In a Dec. 5 letter to President Clinton, 23 national organizations and dozens of grassroots organizations outline their concerns with this proposal and request an executive order to prevent the U.S. Nuclear Regulatory Commission from licensing the PFS facility.

“Transporting high-level nuclear waste is inherently dangerous because it exposes people along transportation routes to the risk of radiation release in areas where emergency responders may not be equipped for a nuclear accident,” the letter says. The proposal “would unnecessarily increase this risk by requiring waste to be transported more than once over long distances.”

Furthermore, the project s draft environmental impact statement gives inadequate attention to transportation issues, and no public hearings have been scheduled outside Utah. PFS refuses to specify which routes would be used to transport the waste, making it difficult for concerned citizens to discern how their communities may be affected by the proposal.

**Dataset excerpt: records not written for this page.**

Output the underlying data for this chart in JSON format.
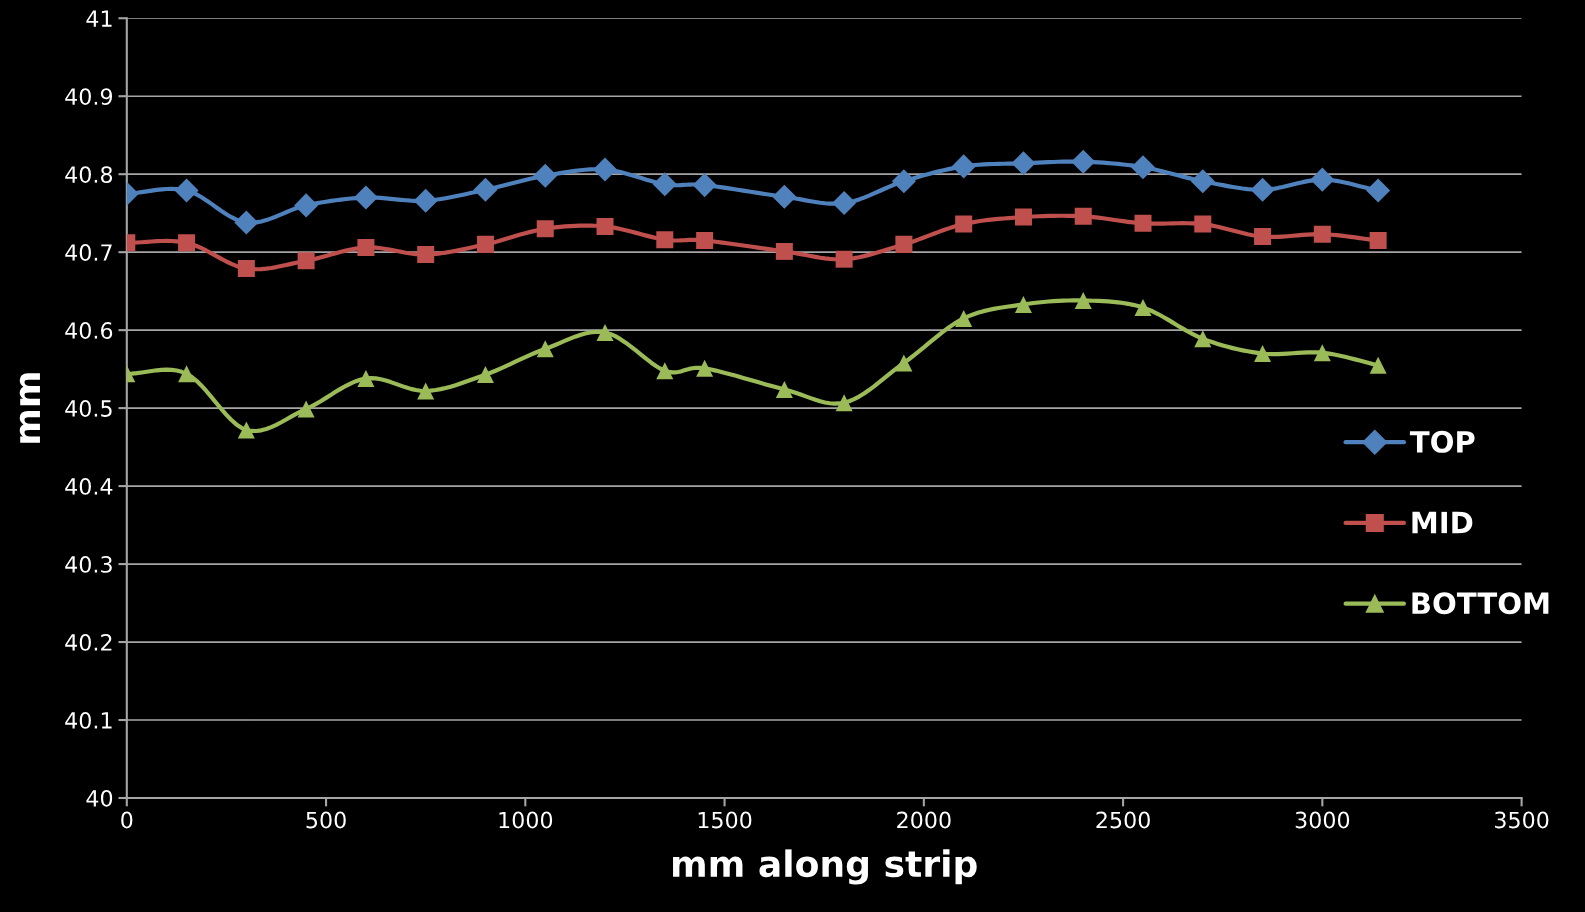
{
  "chart_data": {
    "type": "line",
    "xlabel": "mm along strip",
    "ylabel": "mm",
    "x": [
      0,
      150,
      300,
      450,
      600,
      750,
      900,
      1050,
      1200,
      1350,
      1450,
      1650,
      1800,
      1950,
      2100,
      2250,
      2400,
      2550,
      2700,
      2850,
      3000,
      3140
    ],
    "series": [
      {
        "name": "TOP",
        "color": "#4f81bd",
        "marker": "diamond",
        "values": [
          40.775,
          40.779,
          40.738,
          40.76,
          40.77,
          40.766,
          40.78,
          40.798,
          40.806,
          40.787,
          40.786,
          40.771,
          40.763,
          40.791,
          40.81,
          40.814,
          40.816,
          40.809,
          40.791,
          40.78,
          40.793,
          40.779
        ]
      },
      {
        "name": "MID",
        "color": "#c0504d",
        "marker": "square",
        "values": [
          40.712,
          40.712,
          40.679,
          40.689,
          40.706,
          40.697,
          40.71,
          40.73,
          40.733,
          40.716,
          40.715,
          40.701,
          40.691,
          40.71,
          40.736,
          40.745,
          40.746,
          40.737,
          40.736,
          40.72,
          40.723,
          40.715
        ]
      },
      {
        "name": "BOTTOM",
        "color": "#9bbb59",
        "marker": "triangle",
        "values": [
          40.544,
          40.544,
          40.472,
          40.499,
          40.538,
          40.522,
          40.543,
          40.576,
          40.597,
          40.548,
          40.551,
          40.524,
          40.507,
          40.558,
          40.615,
          40.633,
          40.638,
          40.629,
          40.589,
          40.57,
          40.571,
          40.555
        ]
      }
    ],
    "xlim": [
      0,
      3500
    ],
    "xticks": [
      0,
      500,
      1000,
      1500,
      2000,
      2500,
      3000,
      3500
    ],
    "ylim": [
      40,
      41
    ],
    "yticks": [
      40,
      40.1,
      40.2,
      40.3,
      40.4,
      40.5,
      40.6,
      40.7,
      40.8,
      40.9,
      41
    ],
    "grid": "y",
    "legend": "right",
    "line_style": "solid"
  }
}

National policy and procedures also are at issue. In the letter, the signatory groups “object in the strongest terms to the precedent that the PFS proposal sets for granting private industry the authority to decide upon remote siting and policy for high-level [radioactive] waste storage. . . . It is clearly unacceptable to allow PFS to proceed with this flawed proposal, which places the economic interests of the nuclear industry above democratic process and the legitimate safety concerns of citizens.”

The groups also have requested a meeting with the White House.